Reddit, the popular social media platform known for its decades of topic-specific forums, holds a treasure trove of user-generated content that A.I. companies can use to train large language models. But the platform doesn’t take kindly to having its data used without permission. In a lawsuit filed yesterday (June 4), Reddit accused A.I. company Anthropic of scraping its site’s content without authorization. Describing Anthropic as a company that “bills itself as the white knight of the A.I. industry,” Reddit’s court filings argued that the startup is “anything but.”
Reddit’s archives, which span two decades of online discussions, make the site an especially valuable resource for human-generated text. This type of content is increasingly sought after by tech companies as their data pools—necessary for training A.I. models—begin to dwindle.
“Reddit’s vast corpus of public content has enormous utility, including as a potential source of inputs for training emerging large language A.I. technologies, like Anthropic’s Claude offering, and assisting A.I. technologies in generating answers to user queries,” said Reddit in the suit.
Reddit accuses Anthropic of using Reddit users’ personal data to train its Claude models without obtaining consent. Reddit claims this violates user agreements that prohibit the commercial exploitation of its content without prior authorization.
While Anthropic claimed in July 2023 that it had blocked Reddit from its web crawlers, Reddit’s audit logs show that the A.I. company accessed its data more than 100,000 times using automated bots in the months that followed. The lawsuit also referenced a 2021 paper co-authored by Anthropic CEO Dario Amodei, which highlighted Reddit’s subreddits as a valuable source of high-quality training data.
“We disagree with Reddit’s claims and will defend ourselves vigorously,” said an Anthropic spokesperson in a statement.
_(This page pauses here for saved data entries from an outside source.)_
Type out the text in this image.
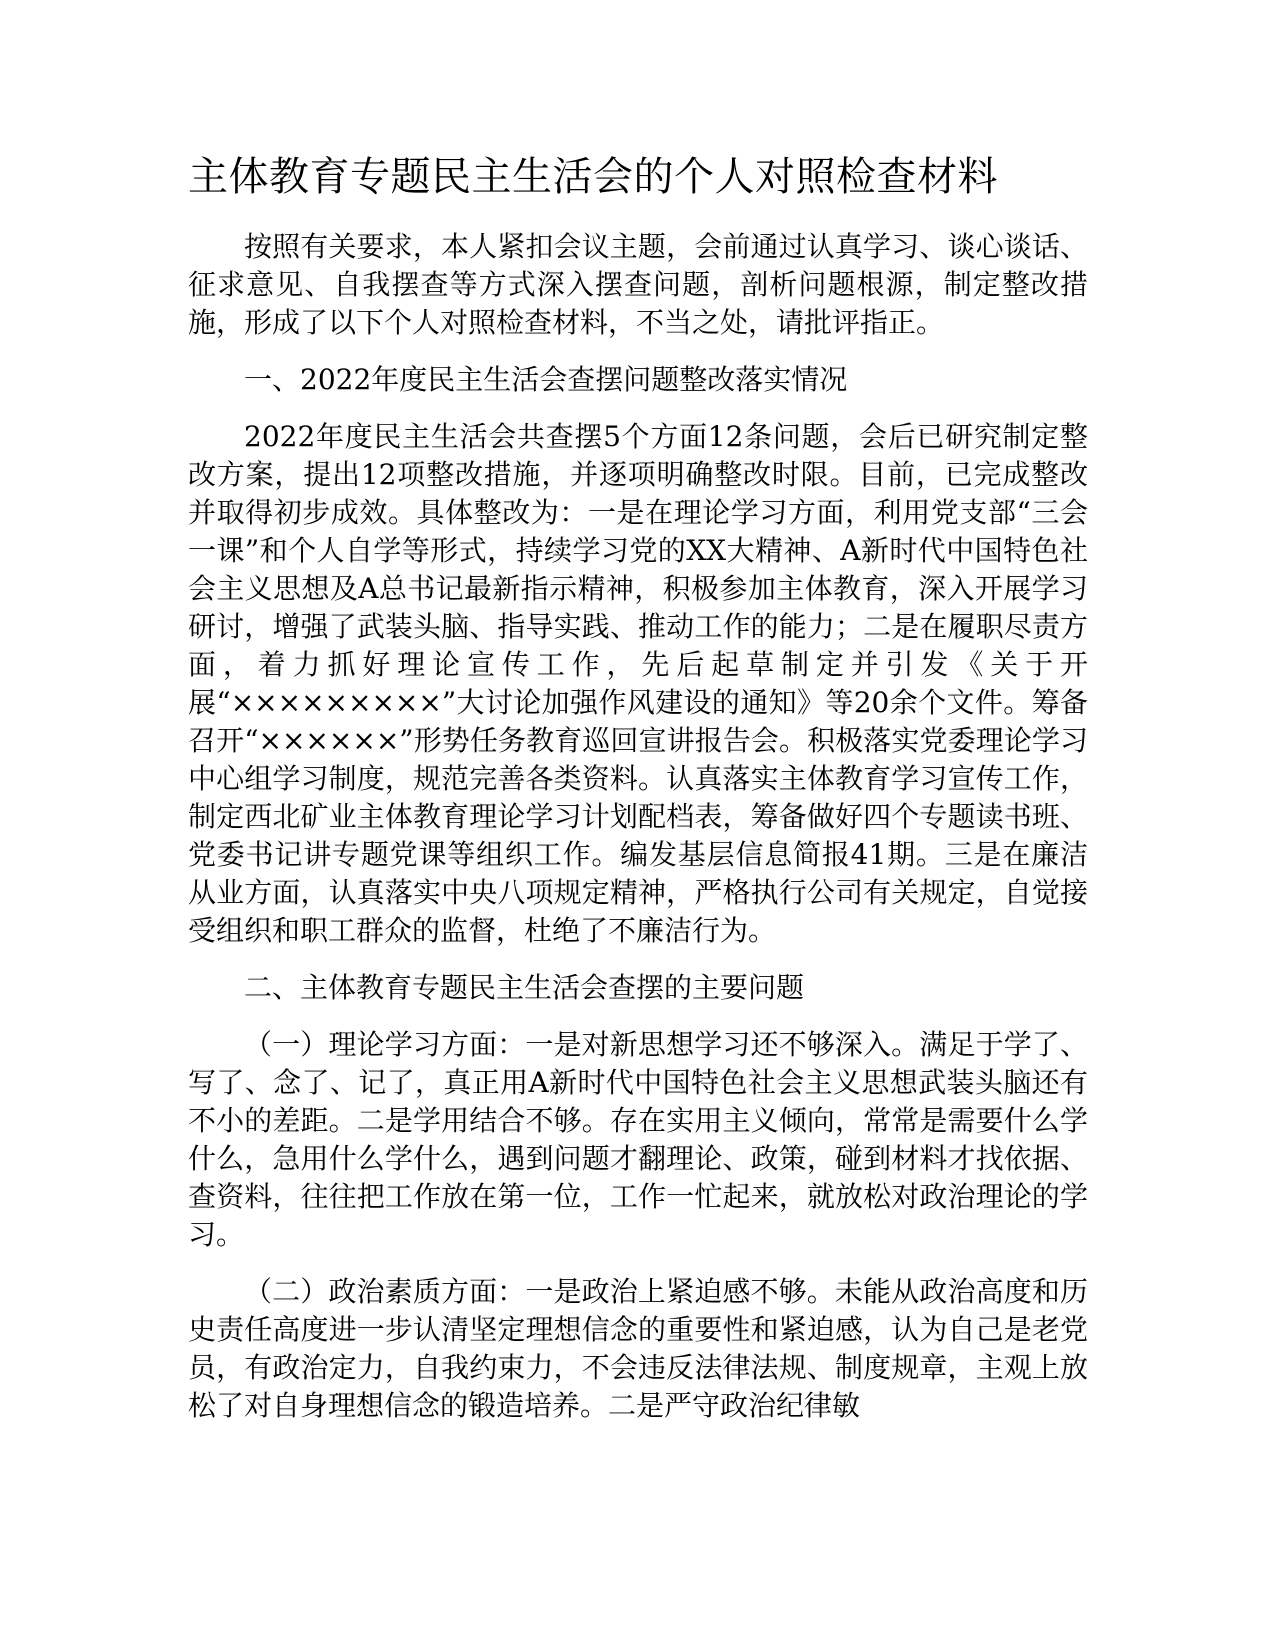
主体教育专题民主生活会的个人对照检查材料

按照有关要求，本人紧扣会议主题，会前通过认真学习、谈心谈话、征求意见、自我摆查等方式深入摆查问题，剖析问题根源，制定整改措施，形成了以下个人对照检查材料，不当之处，请批评指正。

一、2022年度民主生活会查摆问题整改落实情况

2022年度民主生活会共查摆5个方面12条问题，会后已研究制定整改方案，提出12项整改措施，并逐项明确整改时限。目前，已完成整改并取得初步成效。具体整改为：一是在理论学习方面，利用党支部“三会一课”和个人自学等形式，持续学习党的XX大精神、A新时代中国特色社会主义思想及A总书记最新指示精神，积极参加主体教育，深入开展学习研讨，增强了武装头脑、指导实践、推动工作的能力；二是在履职尽责方面，着力抓好理论宣传工作，先后起草制定并引发《关于开展“×××××××××”大讨论加强作风建设的通知》等20余个文件。筹备召开“××××××”形势任务教育巡回宣讲报告会。积极落实党委理论学习中心组学习制度，规范完善各类资料。认真落实主体教育学习宣传工作，制定西北矿业主体教育理论学习计划配档表，筹备做好四个专题读书班、党委书记讲专题党课等组织工作。编发基层信息简报41期。三是在廉洁从业方面，认真落实中央八项规定精神，严格执行公司有关规定，自觉接受组织和职工群众的监督，杜绝了不廉洁行为。

二、主体教育专题民主生活会查摆的主要问题

（一）理论学习方面：一是对新思想学习还不够深入。满足于学了、写了、念了、记了，真正用A新时代中国特色社会主义思想武装头脑还有不小的差距。二是学用结合不够。存在实用主义倾向，常常是需要什么学什么，急用什么学什么，遇到问题才翻理论、政策，碰到材料才找依据、查资料，往往把工作放在第一位，工作一忙起来，就放松对政治理论的学习。

（二）政治素质方面：一是政治上紧迫感不够。未能从政治高度和历史责任高度进一步认清坚定理想信念的重要性和紧迫感，认为自己是老党员，有政治定力，自我约束力，不会违反法律法规、制度规章，主观上放松了对自身理想信念的锻造培养。二是严守政治纪律敏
Reddit has formal licensing agreements with some of Anthropic’s competitors, including OpenAI and Google. Reddit executives have previously said the platform is selective when approaching licensing partners, particularly for large-scale training agreements. The company’s vast collection of authentic, unique conversations on “every topic imaginable” has made it a prized asset in the A.I. era, according to CEO Steve Huffman during a quarterly earnings call last year. “The paradox I see is that as more content on the internet is written by machines, there’s an increasing premium on content that comes from real people,” he noted.
On the company’s most recent earnings call last month, Huffman said “authentic content from humans” is Reddit’s primary value proposition.
Co-founded by Huffman and his college roommate Alexis Ohanian in 2005, Reddit has more than 100 million daily active users who use the platform’s subreddits to ask questions, provide tips and share perspectives on various subjects. The company went public last year and currently has a market capitalization of $21.8 billion.